Curuf ekolojik toksisitesi nedeniyle açıkta depolanmaması, yağmur vb. nedenlerle sulu ortamlara karışmaması için önlem alınması gereği belirtilmektedir.
Numunenin organik içerik analizinde; yakma prosesi sonucu elde edilen cüruf olması nedeniyle yan ürün olarak açığa çıkabilecek olan çok toksik dioksin ve furan analizi de yapılmış ve 27,3 µg/kg (ppb) düzeyinde I-TEQ PCDD/F ölçülmüştür. Rapora göre bu değer, cüruf örneğinin dioksin ile kontamine olduğunu göstermektedir. Raporda ülkemizde henüz cüruf için sınır değerlerin belirlenmediği, bu nedenle yasal sınırlar anlamında kirlilik göstergesi olarak değerlendirilemediği ifade edilmektedir. Ancak insan ve çevre sağlığı açısından çok toksik olduğu ispatlanmış bir bileşiğin henüz yasal sınır değerinin belirlenmemiş olması, o bileşiğin çevresel etkilerinin gözardı edilebileceği anlamına gelmemektedir.
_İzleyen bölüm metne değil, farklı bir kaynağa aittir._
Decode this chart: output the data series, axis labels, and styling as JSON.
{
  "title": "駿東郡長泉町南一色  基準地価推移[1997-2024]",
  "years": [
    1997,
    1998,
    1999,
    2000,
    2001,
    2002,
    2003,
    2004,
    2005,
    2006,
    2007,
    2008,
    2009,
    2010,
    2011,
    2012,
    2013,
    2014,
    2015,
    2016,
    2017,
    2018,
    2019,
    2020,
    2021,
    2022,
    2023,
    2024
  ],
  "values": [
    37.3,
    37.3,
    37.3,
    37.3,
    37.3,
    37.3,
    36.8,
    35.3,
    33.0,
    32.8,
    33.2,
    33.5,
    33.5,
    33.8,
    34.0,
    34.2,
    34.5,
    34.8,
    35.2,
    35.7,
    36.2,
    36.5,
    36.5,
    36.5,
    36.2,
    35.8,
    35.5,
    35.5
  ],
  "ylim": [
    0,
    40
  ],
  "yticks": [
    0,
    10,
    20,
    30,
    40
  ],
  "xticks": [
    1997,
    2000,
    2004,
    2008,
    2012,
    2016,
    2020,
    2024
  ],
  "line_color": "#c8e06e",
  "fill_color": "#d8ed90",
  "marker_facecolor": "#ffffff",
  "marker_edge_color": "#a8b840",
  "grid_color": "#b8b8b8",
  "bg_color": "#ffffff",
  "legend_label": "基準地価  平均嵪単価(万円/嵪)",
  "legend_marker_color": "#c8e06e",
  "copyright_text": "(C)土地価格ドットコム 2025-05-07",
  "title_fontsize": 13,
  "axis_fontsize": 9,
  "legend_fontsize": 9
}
Mahkeme tarafından atanan bilirkişilerin raporuna göre:
1. Atıkların içindeki dioksin kontaminasyonu, ağır metal yoğunluğu ve atıkların ekotoksisitesi hafife alınmış, ayrıca TÜBİTAK MAM Raporu'nda cüruf örnekleri için belirtilen "tehlikeli atık" tanımlaması görmezden gelinmiştir
2. İşletme içindeki kuyudan alınan örnekte insani tüketim amaçlı suların kriterlerine göre arsenik, bakır, cıva, kadmiyum, krom (6+) düzeylerinin yüksek olduğu, ancak sulama suyu olarak kullanılabileceği belirtilmiştir. Ancak doğada yeraltına ulaşan suyun yalnızca sulamada kullanılabileceği insani tüketim amaçlı sulara karışmayacağı gibi bir kural yoktur. Hiç beklenmedik yerde içme sularına karışabilme olasılığı vardır. Kaldı ki doğal döngülerde biyoakümülasyon (biyolojik birikim) olasılığı vardır.
3. Firmanın "cüruf geri kazanımı, beton parke ve bordür yapımı, dolgu malzemesi ve cüruf depolama tesisi projesi"ni atıkların zararsızlaştırılarak onlardan kurtulmanın en uygun yöntemi gibi sunması da oldukça dikkat çekicidir. Curufların zararlı etkileri parke veya bordür haline getirilince tamamen yok olacağı konusunda kesin yargıya nasıl varılmıştır bu anlaşılamamaktadır.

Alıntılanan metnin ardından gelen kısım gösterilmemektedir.